Reads/sec: 109135.83
kBases/sec: 16434.57
Pairing data: pct pairs num pairs pct bases num bases
mated pairs: 97.4414% 7910931 97.5985% 2386428704
bad pairs: 1.0223% 82996 1.0227% 25007664
insert size avg: 324.51
Read 1 data: pct reads num reads pct bases num bases
mapped: 99.0249% 8039494 99.1715% 1212330330
unambiguous: 99.0228% 8039327 99.1695% 1212305191
ambiguous: 0.0021% 167 0.0021% 25139
low-Q discards: 0.0000% 0 0.0000% 0
perfect best site: 79.2000% 6429976 79.3922% 970536645
semiperfect site: 79.2408% 6433291 79.4332% 971037095
rescued: 1.0093% 81944
Match Rate: NA NA 98.4430% 1202221579
Error Rate: 19.9178% 1601301 1.5509% 18939903
Sub Rate: 19.8272% 1594012 0.6345% 7748164
Del Rate: 1.0641% 85552 0.7292% 8905711
Ins Rate: 2.1887% 175959 0.1872% 2286028
N Rate: 0.1302% 10464 0.0061% 74559
Read 2 data: pct reads num reads pct bases num bases
mapped: 98.6765% 8011209 98.8022% 1208045570
unambiguous: 98.6751% 8011097 98.8009% 1208028685
ambiguous: 0.0014% 112 0.0014% 16885
low-Q discards: 0.0000% 1 0.0000% 25
perfect best site: 68.5175% 5562699 68.6520% 839401030
semiperfect site: 68.5566% 5565880 68.6912% 839881042
rescued: 1.3663% 110922
Match Rate: NA NA 98.2873% 1196040747
Error Rate: 30.5078% 2444046 1.7065% 20766421
Sub Rate: 30.3131% 2428452 0.8256% 10046664
Del Rate: 1.2478% 99963 0.7262% 8837337
Ins Rate: 2.0474% 164022 0.1547% 1882420
N Rate: 0.0811% 6497 0.0062% 75739
Reads: 16237318
Mapped reads: 16050703
Mapped bases: 2436426603
Ref scaffolds: 1
Ref bases: 57550
Percent mapped: 98.851
Percent proper pairs: 97.441
Average coverage: 42335.823
Average coverage with deletions: 42290.789
Standard deviation: 6444.762
Percent scaffolds with any coverage: 100.00
Percent of reference bases covered: 100.00
Total time: 154.154 seconds.
So the Average coverage was 42335.823. Is this in the advisable range? What is the best coverage for near-perfect assembly? How do I interpret this?
Thank you in advance
How many multi-fasta sequences are in
scaffolds.fasta
file?Since this is a meta assembly there is no way to know the "truth" in terms of what was actually there to begin with. But you clearly have humongous amount of coverage.

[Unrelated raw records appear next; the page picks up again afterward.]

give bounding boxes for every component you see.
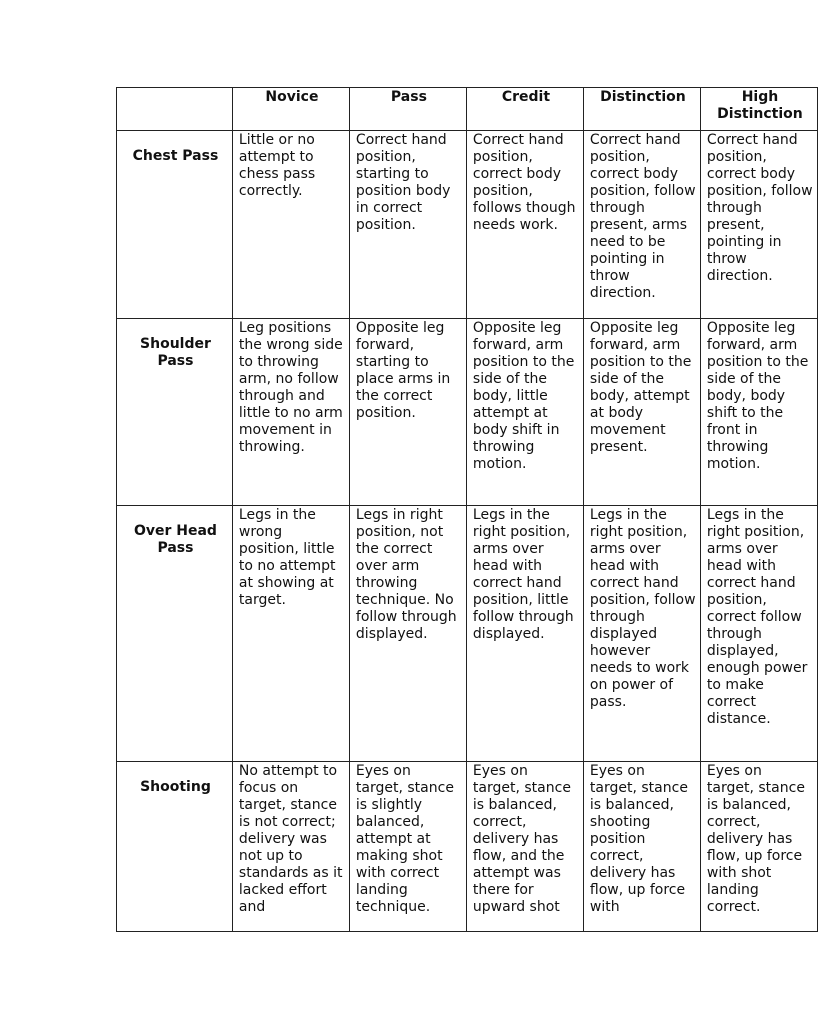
cell-text: Correct hand position, starting to position body in correct position. [355,132,451,233]
row-label-shoulder-pass: Shoulder Pass [117,319,233,506]
cell-shooting-novice [232,762,349,932]
cell-text: Legs in the right position, arms over head with correct hand position, follow through displayed however needs to work on power of pass. [589,507,696,710]
cell-overhead-novice [232,506,349,762]
cell-shoulder-distinction [583,319,700,506]
cell-shoulder-novice [232,319,349,506]
corner-header-cell [117,88,233,131]
table-row [117,506,818,762]
cell-text: Correct hand position, correct body position, follows though needs work. [472,132,576,233]
header-row [117,88,818,131]
cell-shoulder-pass [349,319,466,506]
cell-shooting-credit [466,762,583,932]
cell-text: Correct hand position, correct body position, follow through present, arms need to be pointing in throw direction. [589,132,696,301]
header-pass: Pass [349,88,466,131]
header-distinction: Distinction [583,88,700,131]
table-row [117,131,818,319]
cell-text: Correct hand position, correct body position, follow through present, pointing in throw direction. [706,132,813,284]
cell-text: Opposite leg forward, arm position to the side of the body, body shift to the front in throwing motion. [706,320,809,472]
cell-shooting-high-distinction [700,762,817,932]
cell-text: No attempt to focus on target, stance is not correct; delivery was not up to standards as it lacked effort and [238,763,343,915]
row-label-chest-pass: Chest Pass [117,131,233,319]
row-label-shooting: Shooting [117,762,233,932]
rubric-table [116,87,818,932]
cell-shoulder-credit [466,319,583,506]
cell-text: Legs in right position, not the correct over arm throwing technique. No follow through displayed. [355,507,457,642]
cell-chest-distinction [583,131,700,319]
header-high-distinction: High Distinction [700,88,817,131]
cell-chest-pass [349,131,466,319]
cell-overhead-pass [349,506,466,762]
header-novice: Novice [232,88,349,131]
table-row [117,319,818,506]
cell-chest-credit [466,131,583,319]
cell-text: Little or no attempt to chess pass correctly. [238,132,316,199]
cell-shooting-pass [349,762,466,932]
cell-text: Eyes on target, stance is balanced, shooting position correct, delivery has flow, up force with [589,763,688,915]
cell-text: Opposite leg forward, arm position to the side of the body, attempt at body movement present. [589,320,692,455]
cell-text: Opposite leg forward, starting to place arms in the correct position. [355,320,451,421]
cell-shoulder-high-distinction [700,319,817,506]
cell-text: Leg positions the wrong side to throwing arm, no follow through and little to no arm movement in throwing. [238,320,343,455]
cell-overhead-credit [466,506,583,762]
cell-text: Eyes on target, stance is balanced, correct, delivery has flow, and the attempt was there for upward shot [472,763,571,915]
cell-text: Legs in the right position, arms over head with correct hand position, little follow through displayed. [472,507,574,642]
table-row [117,762,818,932]
cell-chest-novice [232,131,349,319]
cell-text: Opposite leg forward, arm position to the side of the body, little attempt at body shift in throwing motion. [472,320,575,472]
cell-text: Legs in the right position, arms over head with correct hand position, correct follow through displayed, enough power to make correct distance. [706,507,808,727]
cell-text: Eyes on target, stance is balanced, correct, delivery has flow, up force with shot landing correct. [706,763,805,915]
header-credit: Credit [466,88,583,131]
cell-overhead-high-distinction [700,506,817,762]
cell-chest-high-distinction [700,131,817,319]
cell-overhead-distinction [583,506,700,762]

I edited the post. It has only one contig with a length of 57550 bps. It's a viral genome. I am also suspicious of the coverage.
Hmm that seems suspicious that you got a single contig from a metaviral analysis. Did you know there was only one virus in the sample? Since you have millions of reads and 97%+ are aligning it is not unusual to see that high a coverage number.
Thank you for the reply. It was a single viral isolate procedure and we expected to have only one viral species. So Can I go ahead with this assembly?
Is it similar to a known/related virus? Does it appear to contain the entire genome?
Having too much coverage (over sampling) can be an issue for getting good assemblies. There are tools to normalize the data before assembly (like
bbnorm.sh
). So you will need to judge how good the assembly is.I verified the contigs using checkV and this contig is a valid viral complete contigs and the it is also ~80 similarity with the closet reference genome. Sequencing depth is around 30X that why I didn't think of doing normalization before. But Ill check bbnorm.sh
There is no way your sequencing depth is 30x. Just going by aligned number of bases above there are a total of ~2.4 Billion bases aligned. If the genome is only 57500 bases then you end up with 42000x coverage based on sequence data.
That said if the genome matches a known relative and appears complete then you may be fine using the contig you have.